Glucocorticoid-induced Cnnd2 upregulation mediates the enteroprotective effect of dexamethasone against GSI-induced gut toxicity. (a) Microarray analysis of Ccnd2 transcript levels in the small intestine of mice treated with vehicle (DMSO), DBZ, dexamethasone (Dexa) and dexamethasone plus DBZ (Dexa + DBZ) for 5 days. The heat map diagram shows average values from duplicate samples. (b) Quantitative RT-PCR analysis of the Ccnd2 gene in the small intestine of mice treated with vehicle (DMSO), DBZ, dexamethasone (Dexa) and dexamethasone plus DBZ (Dexa + DBZ).
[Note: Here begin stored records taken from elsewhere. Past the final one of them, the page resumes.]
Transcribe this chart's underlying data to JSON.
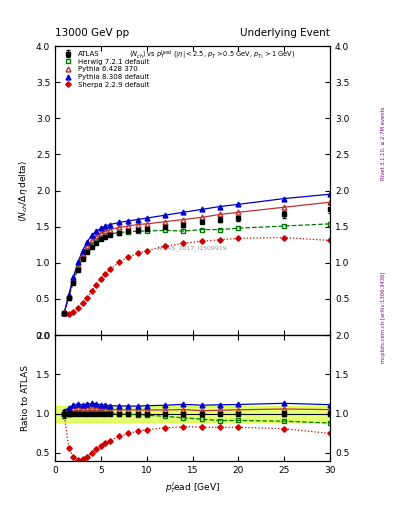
{
  "title_left": "13000 GeV pp",
  "title_right": "Underlying Event",
  "watermark": "ATLAS_2017_I1509919",
  "right_label_top": "Rivet 3.1.10, ≥ 2.7M events",
  "right_label_bot": "mcplots.cern.ch [arXiv:1306.3436]",
  "ylabel_main": "⟨N_{ch}/Δη delta⟩",
  "ylabel_ratio": "Ratio to ATLAS",
  "xlabel": "p$_T^l$ead [GeV]",
  "ylim_main": [
    0,
    4
  ],
  "ylim_ratio": [
    0.4,
    2.0
  ],
  "xlim": [
    0,
    30
  ],
  "yticks_main": [
    0.0,
    0.5,
    1.0,
    1.5,
    2.0,
    2.5,
    3.0,
    3.5,
    4.0
  ],
  "yticks_ratio": [
    0.5,
    1.0,
    1.5,
    2.0
  ],
  "xticks": [
    0,
    5,
    10,
    15,
    20,
    25,
    30
  ],
  "atlas_x": [
    1.0,
    1.5,
    2.0,
    2.5,
    3.0,
    3.5,
    4.0,
    4.5,
    5.0,
    5.5,
    6.0,
    7.0,
    8.0,
    9.0,
    10.0,
    12.0,
    14.0,
    16.0,
    18.0,
    20.0,
    25.0,
    30.0
  ],
  "atlas_y": [
    0.3,
    0.52,
    0.72,
    0.9,
    1.05,
    1.15,
    1.22,
    1.28,
    1.33,
    1.36,
    1.39,
    1.42,
    1.44,
    1.46,
    1.47,
    1.5,
    1.52,
    1.57,
    1.6,
    1.62,
    1.67,
    1.75
  ],
  "atlas_yerr": [
    0.015,
    0.015,
    0.015,
    0.015,
    0.015,
    0.015,
    0.015,
    0.015,
    0.015,
    0.015,
    0.015,
    0.015,
    0.015,
    0.015,
    0.015,
    0.02,
    0.025,
    0.025,
    0.03,
    0.035,
    0.05,
    0.06
  ],
  "herwig_x": [
    1.0,
    1.5,
    2.0,
    2.5,
    3.0,
    3.5,
    4.0,
    4.5,
    5.0,
    5.5,
    6.0,
    7.0,
    8.0,
    9.0,
    10.0,
    12.0,
    14.0,
    16.0,
    18.0,
    20.0,
    25.0,
    30.0
  ],
  "herwig_y": [
    0.3,
    0.52,
    0.73,
    0.92,
    1.07,
    1.17,
    1.25,
    1.31,
    1.35,
    1.38,
    1.4,
    1.42,
    1.43,
    1.44,
    1.44,
    1.45,
    1.44,
    1.46,
    1.46,
    1.48,
    1.51,
    1.54
  ],
  "pythia6_x": [
    1.0,
    1.5,
    2.0,
    2.5,
    3.0,
    3.5,
    4.0,
    4.5,
    5.0,
    5.5,
    6.0,
    7.0,
    8.0,
    9.0,
    10.0,
    12.0,
    14.0,
    16.0,
    18.0,
    20.0,
    25.0,
    30.0
  ],
  "pythia6_y": [
    0.3,
    0.54,
    0.77,
    0.97,
    1.12,
    1.23,
    1.31,
    1.37,
    1.41,
    1.44,
    1.46,
    1.49,
    1.51,
    1.53,
    1.54,
    1.57,
    1.6,
    1.63,
    1.67,
    1.7,
    1.77,
    1.84
  ],
  "pythia8_x": [
    1.0,
    1.5,
    2.0,
    2.5,
    3.0,
    3.5,
    4.0,
    4.5,
    5.0,
    5.5,
    6.0,
    7.0,
    8.0,
    9.0,
    10.0,
    12.0,
    14.0,
    16.0,
    18.0,
    20.0,
    25.0,
    30.0
  ],
  "pythia8_y": [
    0.31,
    0.56,
    0.8,
    1.01,
    1.17,
    1.29,
    1.38,
    1.44,
    1.48,
    1.51,
    1.53,
    1.56,
    1.58,
    1.6,
    1.62,
    1.66,
    1.7,
    1.74,
    1.78,
    1.81,
    1.89,
    1.95
  ],
  "sherpa_x": [
    1.0,
    1.5,
    2.0,
    2.5,
    3.0,
    3.5,
    4.0,
    4.5,
    5.0,
    5.5,
    6.0,
    7.0,
    8.0,
    9.0,
    10.0,
    12.0,
    14.0,
    16.0,
    18.0,
    20.0,
    25.0,
    30.0
  ],
  "sherpa_y": [
    0.3,
    0.29,
    0.32,
    0.37,
    0.44,
    0.52,
    0.61,
    0.7,
    0.78,
    0.85,
    0.91,
    1.01,
    1.08,
    1.13,
    1.17,
    1.23,
    1.27,
    1.3,
    1.32,
    1.34,
    1.35,
    1.31
  ],
  "color_atlas": "#000000",
  "color_herwig": "#007700",
  "color_pythia6": "#bb3333",
  "color_pythia8": "#0000cc",
  "color_sherpa": "#cc0000",
  "band_color": "#ccff00",
  "band_alpha": 0.55
}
Horizontal bars indicate the mean expression level in each group. (c) Retroviral expression of Ccnd2 in AGS cells induces transcriptional downregulation of KLF4. (d, e) Histological and histochemical analysis of small intestines from wild type (d) and Ccnd2^−/− mice (e) treated with vehicle only (Control) or dexamethasone (Dexa). (f) Histological and histochemical studies of small intestines and spleens from Ccnd2^−/− mice treated with vehicle only (DMSO), dexamethasone, DBZ and dexamethasone plus DBZ for 10 days. H&E: haemotoxylin and eosin staining. Scale bars represent 100 µm. (g) Immunohistochemistry analysis of Klf4 expression in small intestine of wild type and Ccnd2^−/− mice treated with dexamethasone, DBZ or the combination of dexamethasone plus DBZ for 5 days. Scale bars represent 100 µm. (h) Schematic representation of the transcriptional regulatory network controlling cell differentiation in the intestinal cells downstream of Notch and glucocorticoid receptor signaling.